A constitutional amendment granting the President line-item veto authority will help ensure a necessary check on a legislature that is inherently incapable of resisting the temptation to "bring home the bacon." It’s Time for Congress to Kill the Pig

President George W. Bush has put forth an ambitious agenda for his second term in office. From working to pass legislation putting the shackles on opportunistic plaintiff’s attorneys who abuse our justice system to simplifying the tax code; from winning the War on Terror to reforming Social Security, the President’s agenda is one of freedom and prosperity for the American people.

However, equally important to these broad initiatives is the President’s push to revive the line-item veto as a tool to rein in excessive government spending and help reverse a ballooning federal deficit.

In response to taxpayers’ concerns about waste and abuse in the federal budget, Congress passed the line-item veto in 1996, which ultimately went into effect in January of 1997. President Clinton used the power 82 times that year to strike specific wasteful pork projects in larger spending bills, saving taxpayers nearly $2 billion. However, in 1998, the U.S. Supreme Court ruled 6-3 that the line-item veto was unconstitutional. Specifically, the High Court held that the law gave too much power to the executive branch to usurp the "power of the purse" delegated to Congress in the U.S. Constitution.

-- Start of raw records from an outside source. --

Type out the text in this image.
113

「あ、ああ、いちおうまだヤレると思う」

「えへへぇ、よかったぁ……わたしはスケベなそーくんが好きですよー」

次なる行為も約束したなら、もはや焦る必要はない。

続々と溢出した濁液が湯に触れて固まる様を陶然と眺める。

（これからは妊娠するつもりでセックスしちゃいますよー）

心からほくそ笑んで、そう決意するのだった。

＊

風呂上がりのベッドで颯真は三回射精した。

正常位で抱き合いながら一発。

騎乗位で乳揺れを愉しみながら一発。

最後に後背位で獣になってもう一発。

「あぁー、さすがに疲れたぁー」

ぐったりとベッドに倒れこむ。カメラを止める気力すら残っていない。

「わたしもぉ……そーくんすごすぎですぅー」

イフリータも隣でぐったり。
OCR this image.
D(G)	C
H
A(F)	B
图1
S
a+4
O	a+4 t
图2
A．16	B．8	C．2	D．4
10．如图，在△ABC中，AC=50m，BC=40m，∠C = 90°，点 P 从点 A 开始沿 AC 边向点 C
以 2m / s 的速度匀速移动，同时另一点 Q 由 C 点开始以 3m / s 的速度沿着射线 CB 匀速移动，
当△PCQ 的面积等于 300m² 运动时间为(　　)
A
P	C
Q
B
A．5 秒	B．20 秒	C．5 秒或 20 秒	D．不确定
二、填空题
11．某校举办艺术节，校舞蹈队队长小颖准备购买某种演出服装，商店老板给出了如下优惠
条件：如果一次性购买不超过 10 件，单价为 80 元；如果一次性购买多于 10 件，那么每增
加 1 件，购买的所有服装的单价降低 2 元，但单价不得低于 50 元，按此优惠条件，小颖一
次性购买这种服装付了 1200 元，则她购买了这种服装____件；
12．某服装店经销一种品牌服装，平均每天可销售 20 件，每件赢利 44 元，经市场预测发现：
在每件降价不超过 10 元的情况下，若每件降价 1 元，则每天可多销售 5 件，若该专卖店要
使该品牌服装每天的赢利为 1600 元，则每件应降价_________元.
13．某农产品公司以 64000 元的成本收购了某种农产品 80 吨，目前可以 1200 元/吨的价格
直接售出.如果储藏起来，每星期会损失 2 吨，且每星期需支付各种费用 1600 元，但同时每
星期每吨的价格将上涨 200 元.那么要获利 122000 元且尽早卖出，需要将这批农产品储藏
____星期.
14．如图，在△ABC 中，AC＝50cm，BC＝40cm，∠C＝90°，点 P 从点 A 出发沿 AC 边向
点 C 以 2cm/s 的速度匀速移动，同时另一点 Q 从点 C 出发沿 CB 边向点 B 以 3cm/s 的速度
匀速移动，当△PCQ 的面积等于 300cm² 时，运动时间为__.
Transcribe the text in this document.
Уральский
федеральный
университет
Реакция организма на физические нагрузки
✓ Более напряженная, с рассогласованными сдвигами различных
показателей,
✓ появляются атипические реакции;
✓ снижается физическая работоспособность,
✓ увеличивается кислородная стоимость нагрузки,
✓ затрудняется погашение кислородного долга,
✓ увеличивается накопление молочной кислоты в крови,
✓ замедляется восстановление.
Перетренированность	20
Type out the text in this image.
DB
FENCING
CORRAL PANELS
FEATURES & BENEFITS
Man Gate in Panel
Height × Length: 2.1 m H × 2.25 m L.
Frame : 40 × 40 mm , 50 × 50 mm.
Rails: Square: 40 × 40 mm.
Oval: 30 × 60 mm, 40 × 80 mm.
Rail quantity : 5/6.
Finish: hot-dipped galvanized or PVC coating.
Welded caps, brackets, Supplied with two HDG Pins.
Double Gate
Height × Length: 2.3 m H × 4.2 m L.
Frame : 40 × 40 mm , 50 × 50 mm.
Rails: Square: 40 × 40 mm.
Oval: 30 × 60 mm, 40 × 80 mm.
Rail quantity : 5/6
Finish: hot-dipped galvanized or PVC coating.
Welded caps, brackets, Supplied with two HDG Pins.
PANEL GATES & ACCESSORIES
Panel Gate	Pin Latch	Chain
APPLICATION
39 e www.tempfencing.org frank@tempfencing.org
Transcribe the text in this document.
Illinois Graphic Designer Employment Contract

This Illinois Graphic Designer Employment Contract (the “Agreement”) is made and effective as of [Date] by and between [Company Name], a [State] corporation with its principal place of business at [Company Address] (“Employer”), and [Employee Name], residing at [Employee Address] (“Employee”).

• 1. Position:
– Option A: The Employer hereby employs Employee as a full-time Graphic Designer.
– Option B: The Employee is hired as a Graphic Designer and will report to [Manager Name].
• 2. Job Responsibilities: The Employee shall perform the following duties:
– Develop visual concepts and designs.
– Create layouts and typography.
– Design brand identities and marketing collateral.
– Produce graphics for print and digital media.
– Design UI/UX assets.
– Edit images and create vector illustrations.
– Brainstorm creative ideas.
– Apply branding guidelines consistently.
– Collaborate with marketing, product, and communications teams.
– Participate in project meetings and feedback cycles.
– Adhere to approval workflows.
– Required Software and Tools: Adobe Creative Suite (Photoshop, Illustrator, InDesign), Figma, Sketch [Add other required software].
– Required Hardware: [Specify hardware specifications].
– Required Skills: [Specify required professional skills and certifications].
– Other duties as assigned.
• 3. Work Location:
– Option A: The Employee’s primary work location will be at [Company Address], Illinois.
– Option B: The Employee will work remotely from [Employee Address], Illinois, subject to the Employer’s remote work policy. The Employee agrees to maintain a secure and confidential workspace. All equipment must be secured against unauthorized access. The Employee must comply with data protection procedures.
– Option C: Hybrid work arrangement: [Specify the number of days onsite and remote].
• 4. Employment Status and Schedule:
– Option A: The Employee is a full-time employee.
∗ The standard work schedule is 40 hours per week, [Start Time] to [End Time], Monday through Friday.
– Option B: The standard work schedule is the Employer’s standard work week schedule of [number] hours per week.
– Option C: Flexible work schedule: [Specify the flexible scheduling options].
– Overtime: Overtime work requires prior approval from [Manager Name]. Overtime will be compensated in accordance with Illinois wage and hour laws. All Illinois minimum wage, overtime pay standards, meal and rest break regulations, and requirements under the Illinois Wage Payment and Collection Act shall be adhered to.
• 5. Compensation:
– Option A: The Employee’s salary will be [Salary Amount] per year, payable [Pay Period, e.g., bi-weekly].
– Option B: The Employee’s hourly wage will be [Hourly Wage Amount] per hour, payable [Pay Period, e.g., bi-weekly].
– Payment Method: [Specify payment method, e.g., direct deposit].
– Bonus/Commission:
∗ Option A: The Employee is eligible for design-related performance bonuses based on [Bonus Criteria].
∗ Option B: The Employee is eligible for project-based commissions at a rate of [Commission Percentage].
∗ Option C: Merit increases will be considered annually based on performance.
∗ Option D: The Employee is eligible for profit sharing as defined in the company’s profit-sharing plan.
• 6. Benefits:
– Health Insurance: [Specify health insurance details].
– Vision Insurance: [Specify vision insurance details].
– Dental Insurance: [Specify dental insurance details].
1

Justice John Paul Stevens, authoring the majority opinion for the Court, wrote, "The act gives the president unilateral power to change the text of duly enacted statutes." In his concurrence, Justice Anthony Kennedy went further. "Failure of political will does not justify unconstitutional remedies. …The Constitution's structure requires a stability which transcends the convenience of the moment." Justices Antonin Scalia and Stephen Breyer, joined by Justice Sandra Day O’Connor, dissented.

Within hours of the Supreme Court’s ruling, Senator Dan Coats (R-IN), at the time a leading proponent of the line-item veto, proclaimed, "The Supreme Court has resurrected a pig that we thought was dead."

Deficit hawks in Congress have been contemplating new versions of the line-item veto capable of withstanding constitutional scrutiny ever since the Supreme Court ruled. But substantive discussion of the issue has never really materialized, in large part due to weakened political will that resulted from several years of budget surpluses.

That is, until now.

At his first post-election press conference last week, President Bush put the issue front and center, explaining that he is committed to working with Congress to revive a line-item veto that would "pass[ ] constitutional muster" and would help him work with the legislature to "maintain budget discipline." In fact, the Administration’s budget and legal teams have been working feverishly to do just that.

Included in the President’s fiscal 2005 budget is a provision that administration officials believe "would correct the constitutional flaw in the 1996 act." The language explicitly ties the veto to "deficit reduction," enabling the President to strike new appropriations and certain tax breaks if he determines they’re not "essential government priorities." The money saved would remain in the general treasury, and could not be shifted to fund other projects.

Opponents, led by Senator Robert Byrd (D-WV), argue that the President’s plan does nothing to address the High Court’s concerns. But that’s for the Court to decide, not Senator Byrd, who Citizens Against Government Waste, an organization that tracks pork-barrel spending every year, has aptly nicknamed the "King of Pork," and who was also the first to point the finger at President Bush for expanding deficits.

With the federal deficit currently at a record high, Congress should approve the President’s plan. This would undoubtedly go a long way toward reversing the dangerous government spending spree that has largely contributed to a whopping $422 billion deficit for 2004.

Moreover, to ensure the line-item veto’s survival, Congress should act on the advice of Justice Stevens, who wrote in the Supreme Court’s majority opinion, ''If there is to be a new procedure in which the President will play a different role in determining the final text of what may become a law, such change must come not by legislation but through the amendment procedures set forth in ... the Constitution.''

A constitutional amendment granting the President line-item veto authority will help ensure a necessary check on a legislature that is inherently incapable of resisting the temptation to "bring home the bacon."

Or, put more bluntly, it will help kill the pig once and for all.